Catch'em all: Classification of Rare, Prominent, and Novel Malware Families
Maksim E. Eren, Ryan Barron, Manish Bhattarai, Selma Wanna, Nicholas Solovyev, Kim Rasmussen, Boian S. Alexandrov, Charles Nicholas
TL;DR
This work introduces MalwareDNA, a semi-supervised framework that builds a latent-signature archive via hierarchical non-negative matrix factorization with automatic model selection (NMFk) to enable real-time malware family classification and novel-threat detection under class imbalance. Inference projects new samples onto the signature archive using NNLS and evaluates confidence with Projection Similarity, Ensemble Voting, and Data Augmentation, enabling a reject-option for abstention and novel-family identification. Experiments on EMBER-2018 Windows PE data show that MalwareDNA, particularly with Ensemble Voting, achieves high F1 scores on frequent and rare families and strong novel-threat rejection, outperforming supervised baselines (XGBoost/LightGBM) and semi-supervised variants. The approach delivers robust, scalable malware analysis with controllable coverage, aiding risk assessment and rapid mitigation of emerging threats.
Abstract
National security is threatened by malware, which remains one of the most dangerous and costly cyber threats.

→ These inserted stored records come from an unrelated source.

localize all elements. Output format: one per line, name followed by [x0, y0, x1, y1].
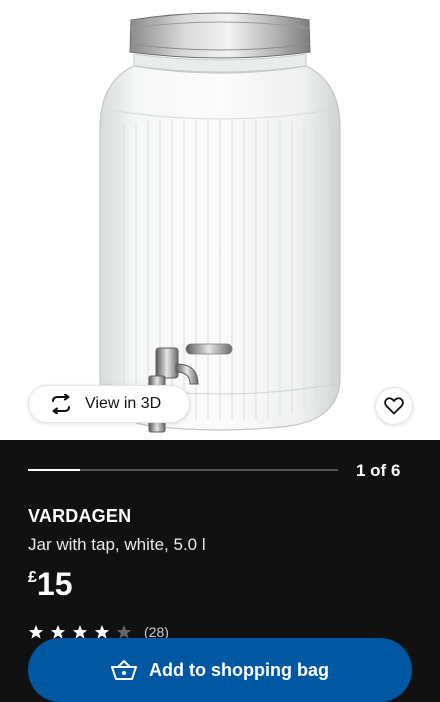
gallery-counter: 1 of 6 [356, 461, 401, 480]
product-name: VARDAGEN [28, 506, 132, 526]
heart-icon [384, 397, 404, 415]
gallery-progress-bar [28, 469, 338, 471]
favourite-button[interactable] [375, 387, 413, 425]
view-in-3d-label: View in 3D [85, 395, 162, 412]
product-description: Jar with tap, white, 5.0 l [28, 535, 206, 554]
rotate-3d-icon [52, 394, 70, 414]
add-to-shopping-bag-button[interactable]: Add to shopping bag [28, 638, 412, 702]
add-to-shopping-bag-label: Add to shopping bag [149, 659, 329, 680]
product-price: £ 15 [28, 566, 73, 602]
gallery-progress-fill [28, 469, 80, 471]
price-amount: 15 [36, 566, 73, 602]
product-page: View in 3D 1 of 6 VARDAGEN Jar with tap,… [0, 0, 440, 702]
product-image-gallery[interactable]: View in 3D [0, 0, 440, 440]
star-filled-icon [28, 625, 44, 639]
view-in-3d-button[interactable]: View in 3D [28, 385, 190, 423]
price-currency: £ [28, 569, 37, 586]
shopping-bag-icon [111, 660, 138, 680]
product-info-panel: 1 of 6 VARDAGEN Jar with tap, white, 5.0… [0, 440, 440, 702]
glass-drink-dispenser-image [99, 12, 341, 433]
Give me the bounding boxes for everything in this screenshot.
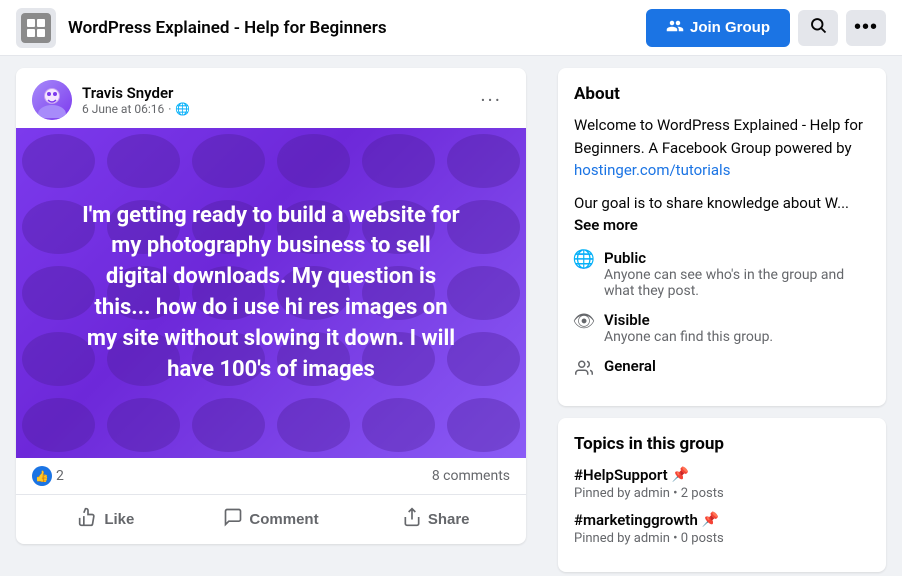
topics-title: Topics in this group (574, 434, 870, 454)
post-date: 6 June at 06:16 (82, 102, 164, 116)
privacy-icon: 🌐 (175, 102, 190, 116)
search-icon (809, 16, 827, 39)
like-reaction-icon: 👍 (32, 466, 52, 486)
like-label: Like (104, 511, 134, 528)
topic-meta-marketing: Pinned by admin • 0 posts (574, 531, 870, 546)
topic-item-marketing: #marketinggrowth 📌 Pinned by admin • 0 p… (574, 511, 870, 546)
top-header: WordPress Explained - Help for Beginners… (0, 0, 902, 56)
general-content: General (604, 357, 870, 375)
more-icon: ••• (854, 16, 878, 39)
about-goal-text: Our goal is to share knowledge about W..… (574, 194, 849, 212)
post-reactions-row: 👍 2 8 comments (16, 458, 526, 495)
see-more-button[interactable]: See more (574, 216, 638, 234)
group-logo (16, 8, 56, 48)
visible-desc: Anyone can find this group. (604, 329, 870, 345)
page-title: WordPress Explained - Help for Beginners (68, 18, 634, 38)
about-card: About Welcome to WordPress Explained - H… (558, 68, 886, 406)
about-title: About (574, 84, 870, 104)
privacy-separator: · (168, 102, 171, 116)
public-content: Public Anyone can see who's in the group… (604, 249, 870, 299)
share-button[interactable]: Share (353, 499, 518, 540)
comment-label: Comment (249, 511, 318, 528)
topic-tag-marketing[interactable]: #marketinggrowth 📌 (574, 511, 870, 529)
topic-meta-helpsupport: Pinned by admin • 2 posts (574, 486, 870, 501)
post-header: Travis Snyder 6 June at 06:16 · 🌐 ··· (16, 68, 526, 128)
about-link[interactable]: hostinger.com/tutorials (574, 161, 730, 179)
about-public: 🌐 Public Anyone can see who's in the gro… (574, 249, 870, 299)
share-label: Share (428, 511, 470, 528)
public-icon: 🌐 (574, 250, 594, 270)
post-image: I'm getting ready to build a website for… (16, 128, 526, 458)
comment-button[interactable]: Comment (189, 499, 354, 540)
right-sidebar: About Welcome to WordPress Explained - H… (542, 56, 902, 576)
topics-card: Topics in this group #HelpSupport 📌 Pinn… (558, 418, 886, 572)
post-card: Travis Snyder 6 June at 06:16 · 🌐 ··· (16, 68, 526, 544)
share-icon (402, 507, 422, 532)
public-desc: Anyone can see who's in the group and wh… (604, 267, 870, 299)
avatar (32, 80, 72, 120)
topic-tag-label: #HelpSupport (574, 466, 668, 484)
post-image-text: I'm getting ready to build a website for… (41, 177, 501, 410)
post-username[interactable]: Travis Snyder (82, 84, 462, 102)
about-intro: Welcome to WordPress Explained - Help fo… (574, 114, 870, 182)
join-group-label: Join Group (690, 19, 770, 36)
feed-area: Travis Snyder 6 June at 06:16 · 🌐 ··· (0, 56, 542, 576)
about-general: General (574, 357, 870, 378)
post-user-info: Travis Snyder 6 June at 06:16 · 🌐 (82, 84, 462, 116)
topic-tag-label-marketing: #marketinggrowth (574, 511, 698, 529)
search-button[interactable] (798, 10, 838, 46)
more-options-button[interactable]: ••• (846, 10, 886, 46)
general-title: General (604, 357, 870, 375)
visible-title: Visible (604, 311, 870, 329)
visible-icon: 👁 (574, 312, 594, 332)
join-group-icon (666, 17, 684, 39)
comment-icon (223, 507, 243, 532)
like-button[interactable]: Like (24, 499, 189, 540)
topic-pin-icon-marketing: 📌 (702, 512, 719, 528)
visible-content: Visible Anyone can find this group. (604, 311, 870, 345)
group-logo-icon (21, 13, 51, 43)
reactions-left: 👍 2 (32, 466, 64, 486)
post-actions: Like Comment Share (16, 495, 526, 544)
about-intro-text: Welcome to WordPress Explained - Help fo… (574, 116, 863, 157)
topic-tag-helpsupport[interactable]: #HelpSupport 📌 (574, 466, 870, 484)
general-icon (574, 358, 594, 378)
topic-item-helpsupport: #HelpSupport 📌 Pinned by admin • 2 posts (574, 466, 870, 501)
header-actions: Join Group ••• (646, 9, 886, 47)
reactions-count: 2 (56, 468, 64, 484)
about-goal: Our goal is to share knowledge about W..… (574, 192, 870, 237)
about-visible: 👁 Visible Anyone can find this group. (574, 311, 870, 345)
post-more-button[interactable]: ··· (472, 84, 510, 116)
join-group-button[interactable]: Join Group (646, 9, 790, 47)
comments-count[interactable]: 8 comments (432, 468, 510, 484)
topic-pin-icon: 📌 (672, 467, 689, 483)
like-icon (78, 507, 98, 532)
main-layout: Travis Snyder 6 June at 06:16 · 🌐 ··· (0, 56, 902, 576)
post-meta: 6 June at 06:16 · 🌐 (82, 102, 462, 116)
public-title: Public (604, 249, 870, 267)
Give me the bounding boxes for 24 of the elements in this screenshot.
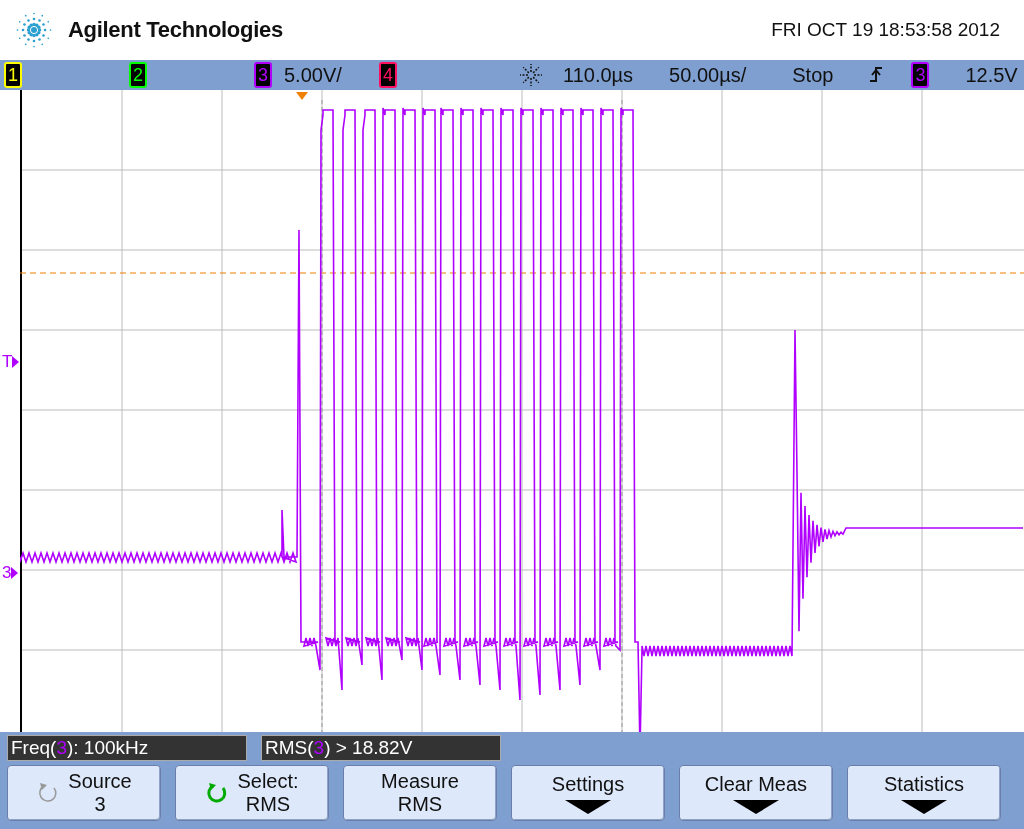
time-scale: 50.00µs/ xyxy=(669,63,747,87)
channel-badge[interactable]: 1 xyxy=(4,62,22,88)
softkey-button[interactable]: Source 3 xyxy=(7,765,161,821)
date-time: FRI OCT 19 18:53:58 2012 xyxy=(771,19,1000,41)
trigger-level: 12.5V xyxy=(965,63,1018,87)
softkey-button[interactable]: Settings xyxy=(511,765,665,821)
logo-icon xyxy=(14,10,54,50)
measurement-readout: Freq(3): 100kHz xyxy=(7,735,247,761)
measurement-readout: RMS(3) > 18.82V xyxy=(261,735,501,761)
rising-edge-icon xyxy=(869,65,884,85)
trigger-source-badge[interactable]: 3 xyxy=(911,62,930,88)
softkey-button[interactable]: Select: RMS xyxy=(175,765,329,821)
vertical-scale: 5.00V/ xyxy=(284,63,342,87)
softkey-button[interactable]: Statistics xyxy=(847,765,1001,821)
channel-badge[interactable]: 2 xyxy=(129,62,147,88)
channel-badge[interactable]: 4 xyxy=(379,62,397,88)
softkey-button[interactable]: Clear Meas xyxy=(679,765,833,821)
brand-name: Agilent Technologies xyxy=(68,17,283,43)
channel-badge[interactable]: 3 xyxy=(254,62,272,88)
run-state: Stop xyxy=(792,63,834,87)
time-delay: 110.0µs xyxy=(563,63,634,87)
trigger-position-marker xyxy=(296,92,308,100)
acquisition-icon xyxy=(519,63,543,87)
softkey-button[interactable]: Measure RMS xyxy=(343,765,497,821)
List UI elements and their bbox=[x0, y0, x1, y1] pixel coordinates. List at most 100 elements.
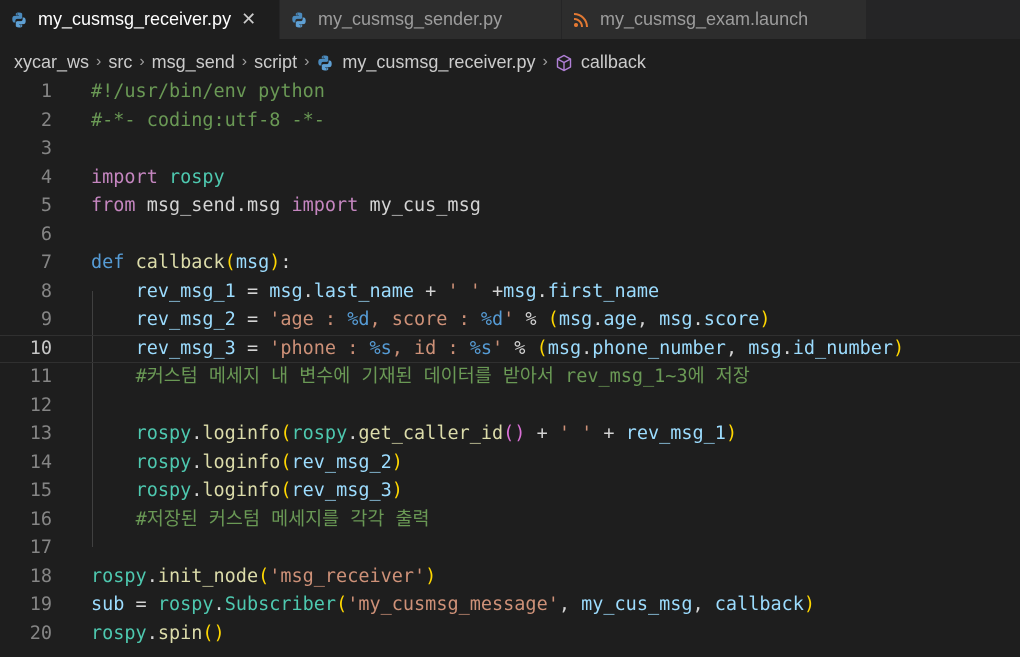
code-token: loginfo bbox=[202, 423, 281, 444]
breadcrumb-item[interactable]: src bbox=[108, 52, 132, 73]
code-line[interactable]: 11 #커스텀 메세지 내 변수에 기재된 데이터를 받아서 rev_msg_1… bbox=[0, 363, 1020, 392]
code-line[interactable]: 17 bbox=[0, 534, 1020, 563]
breadcrumb-item[interactable]: my_cusmsg_receiver.py bbox=[316, 52, 535, 73]
code-token: ) bbox=[893, 337, 905, 359]
code-text: sub = rospy.Subscriber('my_cusmsg_messag… bbox=[91, 591, 815, 620]
code-token: rospy bbox=[135, 423, 192, 444]
code-line[interactable]: 13 rospy.loginfo(rospy.get_caller_id() +… bbox=[0, 420, 1020, 449]
code-token: rev_msg_1 bbox=[625, 423, 726, 444]
code-line[interactable]: 19 sub = rospy.Subscriber('my_cusmsg_mess… bbox=[0, 591, 1020, 620]
code-token: + bbox=[414, 280, 448, 302]
code-token: . bbox=[191, 451, 203, 473]
code-token: rospy bbox=[91, 565, 147, 587]
tab-my-cusmsg-receiver-py[interactable]: my_cusmsg_receiver.py ✕ bbox=[0, 0, 280, 39]
breadcrumb-item[interactable]: msg_send bbox=[152, 52, 235, 73]
code-token: , id : bbox=[391, 337, 470, 359]
tab-my-cusmsg-exam-launch[interactable]: my_cusmsg_exam.launch bbox=[562, 0, 867, 39]
tab-bar: my_cusmsg_receiver.py ✕ my_cusmsg_sender.p… bbox=[0, 0, 1020, 39]
code-line[interactable]: 16 #저장된 커스텀 메세지를 각각 출력 bbox=[0, 506, 1020, 535]
code-line[interactable]: 2 #-*- coding:utf-8 -*- bbox=[0, 107, 1020, 136]
code-token: msg bbox=[235, 252, 270, 273]
code-token: #저장된 커스텀 메세지를 각각 출력 bbox=[135, 508, 430, 530]
code-token: msg bbox=[503, 280, 537, 302]
breadcrumb-label: src bbox=[108, 51, 133, 72]
code-token: %d bbox=[480, 309, 504, 330]
code-line[interactable]: 20 rospy.spin() bbox=[0, 620, 1020, 649]
line-number: 13 bbox=[29, 423, 52, 444]
line-number: 20 bbox=[29, 622, 52, 644]
line-number: 9 bbox=[40, 309, 52, 330]
breadcrumb-label: callback bbox=[580, 51, 646, 72]
code-line[interactable]: 1 #!/usr/bin/env python bbox=[0, 78, 1020, 107]
code-line[interactable]: 14 rospy.loginfo(rev_msg_2) bbox=[0, 449, 1020, 478]
code-token: ) bbox=[803, 594, 816, 615]
code-text: #커스텀 메세지 내 변수에 기재된 데이터를 받아서 rev_msg_1~3에… bbox=[91, 363, 750, 392]
code-token: rospy bbox=[135, 480, 192, 501]
code-text: rospy.loginfo(rev_msg_2) bbox=[91, 449, 403, 478]
code-token: 'phone : bbox=[269, 337, 370, 359]
close-icon[interactable]: ✕ bbox=[241, 9, 256, 30]
code-token: rev_msg_3 bbox=[291, 480, 392, 501]
line-number: 5 bbox=[40, 195, 52, 216]
code-token: #커스텀 메세지 내 변수에 기재된 데이터를 받아서 rev_msg_1~3에… bbox=[135, 366, 750, 387]
breadcrumb-item[interactable]: script bbox=[254, 52, 297, 73]
code-line[interactable]: 7 def callback(msg): bbox=[0, 249, 1020, 278]
code-token: rospy bbox=[157, 594, 214, 615]
breadcrumb-label: xycar_ws bbox=[14, 51, 90, 72]
code-token: rospy bbox=[291, 423, 348, 444]
breadcrumb-item[interactable]: callback bbox=[555, 52, 646, 73]
code-line[interactable]: 10 rev_msg_3 = 'phone : %s, id : %s' % (… bbox=[0, 334, 1020, 363]
line-number: 4 bbox=[40, 166, 52, 188]
code-token: callback bbox=[135, 252, 225, 273]
code-token: ( bbox=[547, 309, 559, 330]
line-number: 1 bbox=[40, 81, 52, 102]
code-line[interactable]: 5 from msg_send.msg import my_cus_msg bbox=[0, 192, 1020, 221]
code-editor[interactable]: 1 #!/usr/bin/env python 2 #-*- coding:utf-8… bbox=[0, 78, 1020, 657]
code-token: ' bbox=[492, 337, 504, 359]
code-text: rev_msg_3 = 'phone : %s, id : %s' % (msg… bbox=[91, 336, 905, 363]
code-token: my_cus_msg bbox=[358, 195, 481, 216]
code-token: loginfo bbox=[202, 480, 281, 501]
breadcrumb-label: script bbox=[254, 51, 298, 72]
code-line[interactable]: 6 bbox=[0, 221, 1020, 250]
code-token: . bbox=[592, 309, 604, 330]
code-token: . bbox=[191, 480, 203, 501]
code-line[interactable]: 3 bbox=[0, 135, 1020, 164]
code-line[interactable]: 8 rev_msg_1 = msg.last_name + ' ' +msg.f… bbox=[0, 278, 1020, 307]
code-token: %s bbox=[469, 337, 493, 359]
code-line[interactable]: 9 rev_msg_2 = 'age : %d, score : %d' % (… bbox=[0, 306, 1020, 335]
breadcrumb: xycar_ws › src › msg_send › script › my_cusmsg_r… bbox=[0, 46, 646, 78]
code-text: rospy.init_node('msg_receiver') bbox=[91, 563, 436, 592]
code-token: = bbox=[235, 280, 270, 302]
chevron-right-icon: › bbox=[96, 53, 102, 70]
code-token: ( bbox=[224, 252, 236, 273]
code-token: = bbox=[235, 309, 270, 330]
code-token: ( bbox=[536, 337, 548, 359]
line-number: 12 bbox=[29, 394, 52, 416]
code-text: from msg_send.msg import my_cus_msg bbox=[91, 192, 481, 221]
code-token: init_node bbox=[157, 565, 259, 587]
code-token: 'my_cusmsg_message' bbox=[347, 594, 559, 615]
code-token: () bbox=[202, 622, 225, 644]
code-token: rospy bbox=[91, 622, 147, 644]
code-token: . bbox=[781, 337, 793, 359]
code-line[interactable]: 12 bbox=[0, 392, 1020, 421]
code-token: #!/usr/bin/env python bbox=[91, 81, 325, 102]
code-token: first_name bbox=[547, 280, 660, 302]
code-line[interactable]: 4 import rospy bbox=[0, 164, 1020, 193]
breadcrumb-item[interactable]: xycar_ws bbox=[14, 52, 89, 73]
code-token: phone_number bbox=[592, 337, 726, 359]
chevron-right-icon: › bbox=[139, 53, 145, 70]
tab-my-cusmsg-sender-py[interactable]: my_cusmsg_sender.py bbox=[280, 0, 562, 39]
chevron-right-icon: › bbox=[304, 53, 310, 70]
code-line[interactable]: 18 rospy.init_node('msg_receiver') bbox=[0, 563, 1020, 592]
breadcrumb-label: my_cusmsg_receiver.py bbox=[342, 51, 536, 72]
code-token: %d bbox=[347, 309, 370, 330]
code-line[interactable]: 15 rospy.loginfo(rev_msg_3) bbox=[0, 477, 1020, 506]
code-token: . bbox=[692, 309, 704, 330]
code-text: rev_msg_2 = 'age : %d, score : %d' % (ms… bbox=[91, 306, 771, 335]
line-number: 10 bbox=[29, 337, 52, 359]
code-token: from bbox=[91, 195, 136, 216]
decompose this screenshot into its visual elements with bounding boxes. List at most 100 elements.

As of last year, researchers reported 1.3 billion known malware specimens, motivating the use of data-driven machine learning (ML) methods for analysis. However, shortcomings in existing ML approaches hinder their mass adoption. These challenges include detection of novel malware and the ability to perform malware classification in the face of class imbalance: a situation where malware families are not equally represented in the data. Our work addresses these shortcomings with MalwareDNA: an advanced dimensionality reduction and feature extraction framework. We demonstrate stable task performance under class imbalance for the following tasks: malware family classification and novel malware detection with a trade-off in increased abstention or reject-option rate.